Other measures expected in the 2003-04 (April-March) Budget, to be presented to Parliament by Finance Minister Jaswant Singh at 1100 IST on Friday, include lower taxes and simplifying complex procedures.
Following are some of the expectations based on a Reuters survey of analysts, traders and industry observers:
Banking
A hike in the cap on foreign investments from 20 per cent for State Bank of India, and from 24 per cent for other state-run banks.
Removal of a 49 per cent ceiling on foreign direct investments in private banks. The government has said in the past that it intends to lower its stake in state-owned banks to 33 per cent from more than 50 per cent.
Tax breaks for writing off bad loans which totalled Rs 700 billion ($14.7 billion) at end-March 2002 for the industry.
Software services
Unlikely to revoke the reduced tax holiday for software exports, which was cut to 90 per cent from 100 per cent of export profit for units in software technology parks, but the industry should be happy if status quo is maintained.
The lower exemption, announced in the last Budget, had jolted the industry not so much by the impact it had on revenue but as a clawback on a promise.
Telecoms
An increase in the FDI limit to 74 per cent from 49 per cent.
Autos
Excise duty on cars and utility vehicles may be reduced to 28 per cent from 32 per cent, but some analysts say the cash-strapped government may not lower the levy.
No changes expected in the excise duty structure on other vehicles such as motorcycles, scooters, trucks and tractors, as at 16 per cent they are in line with the tax panel recommendations.
Consumer non-durables
Levies unlikely to be touched for most categories except for an expected hike in excise duty on cigarettes.

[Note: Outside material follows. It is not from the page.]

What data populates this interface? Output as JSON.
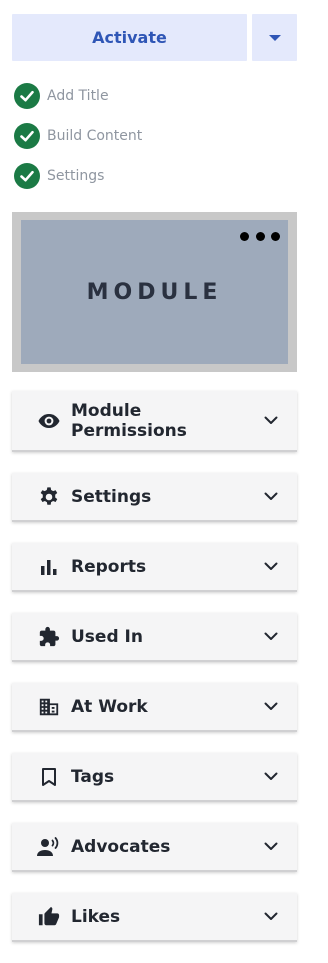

A reduction in corporate tax will benefit fast moving consumer goods companies such as Hindustan Lever Ltd.
Cement
Expectations that investments in infrastructure and tax sops for housing, two sectors that drive demand for the industry, will be kept.
Capital markets
The government is likely to waive taxes on dividends, which are paid from post-tax earnings. Some analysts also expect the government to remove a 10 per cent tax on long-term capital gains.
Commodities
Basic import duty on crude palm oil may be cut by 10 percentage points to 55 per cent to help consumers prices and boost refining by Indian units. Prices in India, the world's largest importer of edible oils, have soared 35 to 40 per cent from a year earlier.
Agriculture Minister Ajit Singh said last week the government would examine the difference in customs duty between CPO and refined palm oil which attracts a levy of 85 per cent.